5.2. İlk derece mahkemesinin bozmaya uyarak verdiği kararına karşı davalı vekili ve katılma yoluyla davacı vekilinin temyiz talebi yönünden; kamu düzenine aykırılık halleri ile uyulan bozma ilamının içeriği ve usuli kazanılmış hak ilkesinin re'sen gözetildiği; kararın dayandığı gerektirici sebepler ve delillerin takdirinde bir isabetsizlik bulunmadığı, yine; mahkemece uyulan bozma ilamı doğrultusunda inceleme yapılarak karar verildiği, harçlandırılan dava değeri üzerinden davacı yararına vekalet ücretine hükmedildiği anlaşıldığından davalı vekili ve katılma yoluyla davacı vekilinin temyiz sebepleri yerinde görülmemiştir.

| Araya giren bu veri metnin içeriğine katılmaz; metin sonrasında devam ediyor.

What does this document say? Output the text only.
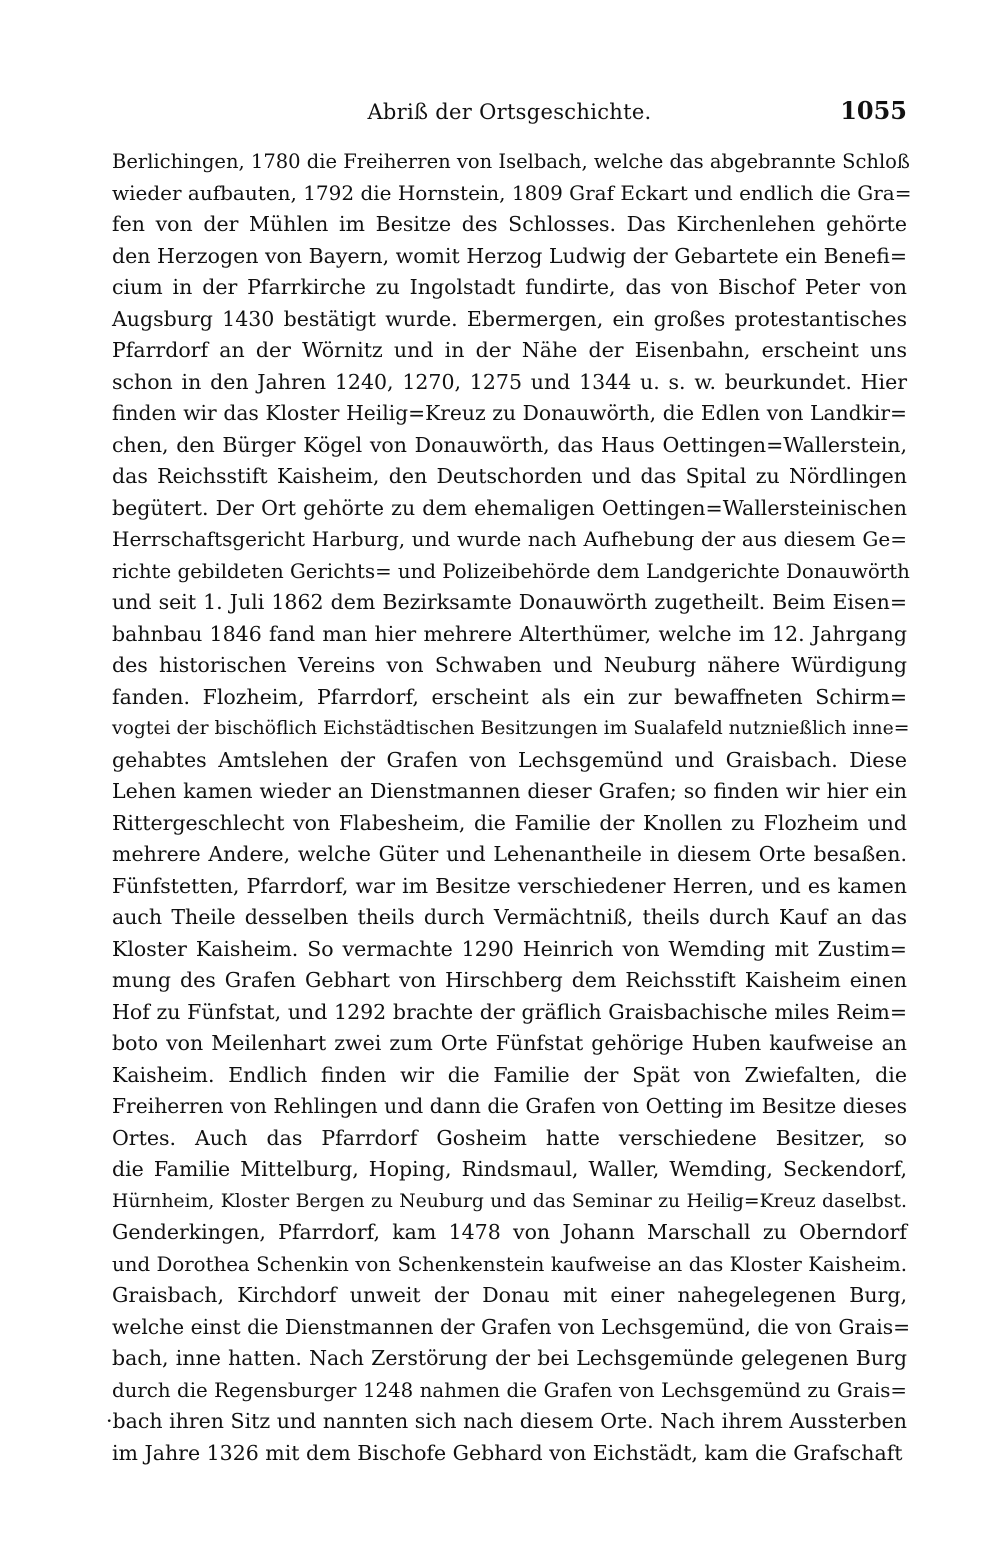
Abriß der Ortsgeschichte.	1055
Berlichingen, 1780 die Freiherren von Iselbach, welche das abgebrannte Schloß
wieder aufbauten, 1792 die Hornstein, 1809 Graf Eckart und endlich die Gra=
fen von der Mühlen im Besitze des Schlosses. Das Kirchenlehen gehörte
den Herzogen von Bayern, womit Herzog Ludwig der Gebartete ein Benefi=
cium in der Pfarrkirche zu Ingolstadt fundirte, das von Bischof Peter von
Augsburg 1430 bestätigt wurde. Ebermergen, ein großes protestantisches
Pfarrdorf an der Wörnitz und in der Nähe der Eisenbahn, erscheint uns
schon in den Jahren 1240, 1270, 1275 und 1344 u. s. w. beurkundet. Hier
finden wir das Kloster Heilig=Kreuz zu Donauwörth, die Edlen von Landkir=
chen, den Bürger Kögel von Donauwörth, das Haus Oettingen=Wallerstein,
das Reichsstift Kaisheim, den Deutschorden und das Spital zu Nördlingen
begütert. Der Ort gehörte zu dem ehemaligen Oettingen=Wallersteinischen
Herrschaftsgericht Harburg, und wurde nach Aufhebung der aus diesem Ge=
richte gebildeten Gerichts= und Polizeibehörde dem Landgerichte Donauwörth
und seit 1. Juli 1862 dem Bezirksamte Donauwörth zugetheilt. Beim Eisen=
bahnbau 1846 fand man hier mehrere Alterthümer, welche im 12. Jahrgang
des historischen Vereins von Schwaben und Neuburg nähere Würdigung
fanden. Flozheim, Pfarrdorf, erscheint als ein zur bewaffneten Schirm=
vogtei der bischöflich Eichstädtischen Besitzungen im Sualafeld nutznießlich inne=
gehabtes Amtslehen der Grafen von Lechsgemünd und Graisbach. Diese
Lehen kamen wieder an Dienstmannen dieser Grafen; so finden wir hier ein
Rittergeschlecht von Flabesheim, die Familie der Knollen zu Flozheim und
mehrere Andere, welche Güter und Lehenantheile in diesem Orte besaßen.
Fünfstetten, Pfarrdorf, war im Besitze verschiedener Herren, und es kamen
auch Theile desselben theils durch Vermächtniß, theils durch Kauf an das
Kloster Kaisheim. So vermachte 1290 Heinrich von Wemding mit Zustim=
mung des Grafen Gebhart von Hirschberg dem Reichsstift Kaisheim einen
Hof zu Fünfstat, und 1292 brachte der gräflich Graisbachische miles Reim=
boto von Meilenhart zwei zum Orte Fünfstat gehörige Huben kaufweise an
Kaisheim. Endlich finden wir die Familie der Spät von Zwiefalten, die
Freiherren von Rehlingen und dann die Grafen von Oetting im Besitze dieses
Ortes. Auch das Pfarrdorf Gosheim hatte verschiedene Besitzer, so
die Familie Mittelburg, Hoping, Rindsmaul, Waller, Wemding, Seckendorf,
Hürnheim, Kloster Bergen zu Neuburg und das Seminar zu Heilig=Kreuz daselbst.
Genderkingen, Pfarrdorf, kam 1478 von Johann Marschall zu Oberndorf
und Dorothea Schenkin von Schenkenstein kaufweise an das Kloster Kaisheim.
Graisbach, Kirchdorf unweit der Donau mit einer nahegelegenen Burg,
welche einst die Dienstmannen der Grafen von Lechsgemünd, die von Grais=
bach, inne hatten. Nach Zerstörung der bei Lechsgemünde gelegenen Burg
durch die Regensburger 1248 nahmen die Grafen von Lechsgemünd zu Grais=
·bach ihren Sitz und nannten sich nach diesem Orte. Nach ihrem Aussterben
im Jahre 1326 mit dem Bischofe Gebhard von Eichstädt, kam die Grafschaft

SONUÇ: Yukarıda (5.1) numaralı bentte açıklanan nedenlerle davacı vekilinin ek karara yönelik temyiz istemlerinin reddi ile 19.07.2024 tarihli ek kararın ONANMASINA, (5.2) numaralı bentte açıklanan nedenlerle İlk Derece Mahkemesinin 07.05.2024 tarihli 2022/488 E., 2024/306 K. sayılı kararına ilişkin davalı vekili ve katılma yoluyla davacı vekilinin tüm temyiz sebeplerinin reddiyle usul ve kanuna uygun bulunan kararın ONANMASINA, aşağıda yazılı temyiz harcının davalıdan alınmasına, temyiz harcı davacı tarafından ek karar yönünden peşin yatırıldığından yeniden harç alınmasına yer olmadığına, esas dava yönünden fazla yatırılan temyiz harcın istek halinde davacıya iadesine, dosyanın ilk derece mahkemesine, kararın bir örneğinin İstanbul Bölge Adliye Mahkemesi 17. Hukuk Dairesine gönderilmesine, 26.11.2024 tarihinde kesin olarak oy birliğiyle karar verildi.